D’aily 10/5/21: Shit, Damn, Motherfucker

Why are you sleeping with my woman?
Why are you sleeping with my woman?
This comes as a total surprise
I just can’t believe my eyes
My best friend and my wife
Shit
Damn
Motherfucker

“Shit, Damn, Motherfucker” might sound like the title of a song by an overzealous pre-pubescent boy trying to impress his friends with his cuss word vocabulary, but it’s far from that. “Shit, Damn, Motherfucker” is still, after 26 years, one of D’Angelo’s best songs, and one of many examples of D’s skill as a songwriter. Speaking of…

“SDM” (sorry, the title is a lot to type repeatedly) is the fifth track from D’Angelo’s 1995 debut album Brown Sugar. It was composed, written, arranged, produced, and performed by D’Angelo. I don’t know how old D was when he wrote and recorded the song, but he was 21 when the album was released. The song was also included on his 1998 album Live at the Jazz Cafe.

My Blatant Gimmick Alarm goes off when I see a song title like “Shit, Damn, Motherfucker” or anything that places a curse word in the title.

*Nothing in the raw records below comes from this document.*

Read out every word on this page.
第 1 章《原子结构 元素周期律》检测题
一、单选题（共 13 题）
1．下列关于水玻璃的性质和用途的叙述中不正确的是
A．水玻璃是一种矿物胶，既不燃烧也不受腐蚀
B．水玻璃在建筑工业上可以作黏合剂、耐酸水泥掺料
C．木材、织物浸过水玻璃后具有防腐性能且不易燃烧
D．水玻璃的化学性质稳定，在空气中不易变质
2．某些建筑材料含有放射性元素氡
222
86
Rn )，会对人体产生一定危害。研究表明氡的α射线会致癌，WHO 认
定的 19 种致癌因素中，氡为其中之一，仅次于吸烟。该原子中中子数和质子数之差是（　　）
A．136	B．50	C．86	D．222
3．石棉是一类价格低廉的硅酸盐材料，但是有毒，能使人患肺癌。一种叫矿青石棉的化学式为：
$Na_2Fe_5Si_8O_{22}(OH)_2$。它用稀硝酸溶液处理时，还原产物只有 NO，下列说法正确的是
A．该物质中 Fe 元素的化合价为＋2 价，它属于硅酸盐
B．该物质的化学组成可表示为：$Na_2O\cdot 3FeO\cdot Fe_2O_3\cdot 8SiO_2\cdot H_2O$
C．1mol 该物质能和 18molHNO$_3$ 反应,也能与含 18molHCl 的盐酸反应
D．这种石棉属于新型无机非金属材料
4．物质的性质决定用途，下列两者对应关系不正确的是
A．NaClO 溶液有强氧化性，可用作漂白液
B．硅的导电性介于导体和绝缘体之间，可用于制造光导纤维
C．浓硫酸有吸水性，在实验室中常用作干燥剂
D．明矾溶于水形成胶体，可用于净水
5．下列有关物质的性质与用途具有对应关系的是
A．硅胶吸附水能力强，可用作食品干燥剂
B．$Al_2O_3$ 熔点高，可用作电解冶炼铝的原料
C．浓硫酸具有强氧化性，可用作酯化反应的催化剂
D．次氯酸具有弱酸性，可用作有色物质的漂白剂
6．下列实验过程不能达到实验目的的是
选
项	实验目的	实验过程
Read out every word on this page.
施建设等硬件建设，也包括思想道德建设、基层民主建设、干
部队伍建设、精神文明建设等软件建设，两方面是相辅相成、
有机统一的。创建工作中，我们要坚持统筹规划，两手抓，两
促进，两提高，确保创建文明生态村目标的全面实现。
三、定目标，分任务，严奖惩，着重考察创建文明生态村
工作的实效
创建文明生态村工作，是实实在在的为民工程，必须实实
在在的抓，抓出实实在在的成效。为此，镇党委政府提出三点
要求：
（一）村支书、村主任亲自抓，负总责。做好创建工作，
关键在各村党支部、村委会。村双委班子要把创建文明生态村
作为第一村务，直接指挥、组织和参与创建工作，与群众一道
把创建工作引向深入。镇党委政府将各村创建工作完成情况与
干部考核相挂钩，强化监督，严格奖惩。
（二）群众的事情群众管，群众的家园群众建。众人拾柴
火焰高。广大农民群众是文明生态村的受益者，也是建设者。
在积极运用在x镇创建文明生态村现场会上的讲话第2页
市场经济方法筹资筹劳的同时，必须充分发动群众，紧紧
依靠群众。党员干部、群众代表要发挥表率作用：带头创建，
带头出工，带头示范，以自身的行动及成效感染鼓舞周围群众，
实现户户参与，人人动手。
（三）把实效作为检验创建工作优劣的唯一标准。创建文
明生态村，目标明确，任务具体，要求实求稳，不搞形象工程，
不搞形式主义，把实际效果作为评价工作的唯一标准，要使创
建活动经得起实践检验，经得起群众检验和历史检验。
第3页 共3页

I’ll see it and sarcastically remark, “Ooh, so edgy! They swore!” One listen to “SDM” and you’ll realize why the excessive swearing is necessary. The premise is simple: Man finds his wife in bed with his best friend. Shit, damn, motherfucker. Man says he’s gonna get a gun and commit a double homicide. Shit, damn, motherfucker. Man finds himself in handcuffs. Shit, damn, motherfucker. End of song. The track is straight blues with D’Angelo adding to the vibe delivering an eerily chill vocal performance to contrast the troubling sequence of events in the song. His voice barely rises above a quiet mumble even when he’s threatening to “kill both of y’alls behinds.” My friend Craig Mack would frequently observe that D sings his falsetto “motherfucker” with sweetness and sincerity.

The way I’ve always interpreted the song is that the chorus of “shit, damn, motherfucker” is when he blacks out with rage. He sees his lady and his friend and blacks out. He threatens to kill them and he blacks out again. When he comes to this time he realizes what he’s done and he’s already in handcuffs. While the 1995 studio version may not convey that, the live version from the 2000 Voodoo tour tells a different story.

“Shit, Damn, Motherfucker” live at Montreux 2000

While the cold, restrained studio version is entertaining, the unhinged 2000 live version is a more accurate interpretation of the lyrics. The song opens exactly the way it does in previous versions. The verses are still mellow compared to the rest of the song – especially the stripped down third verse, which features D’s falsetto over a bass line and finger snaps – but this time the chorus erupts in to fiery chaos. Lots of electric guitar, D’Angelo screaming, people running in all directions, and general insanity. Backup singer Jack King’s wildly entertaining and soulful “motherfuckers” and Questlove’s drumming highlight the the incredible work The Soultronics are doing on this track. The song ends when D removes one of Questlove’s cymbals from his set and emphatically spikes it on the stage. Kind of surprising that the cymbal doesn’t take an errant bounce and ironically decapitate an audience member. Shit. Damn. You know the rest.

“Shit, Damn, Motherfucker” live in Copenhagen, 2012

For his 2012 European tour D resurrected “SDM” once again with The Vanguard. This time it was a swanky, guitar heavy, painfully slow (in a good way), 6/8 blues jam. Isaiah Sharkey and Jesse Johnson put in amazing guitar work, but it’s D’Angelo on vocals once again that makes this memorable.

Same song. Same exact lyrics. Three completely different interpretations. All brilliant. I wish there was a way to get a studio quality recording of the two live versions, especially the 2012 version. I’m not sure there’s any way to accurately capture what The Soultronics were doing to that song in 2000 on tape. I hope there’s another album, another tour, and another amazing version of “Shit, Damn, Motherfucker.” Don’t let the funny name fool you. This song is a motherfucker.

Where do we go next? When I imagined writing the D’aily one of the reasons I looked forward to it was to bring recognition to some of D’s lesser known classics like “SDM.” What now? I guess we’ll find out tomorrow. Happy Tuesday, y’all.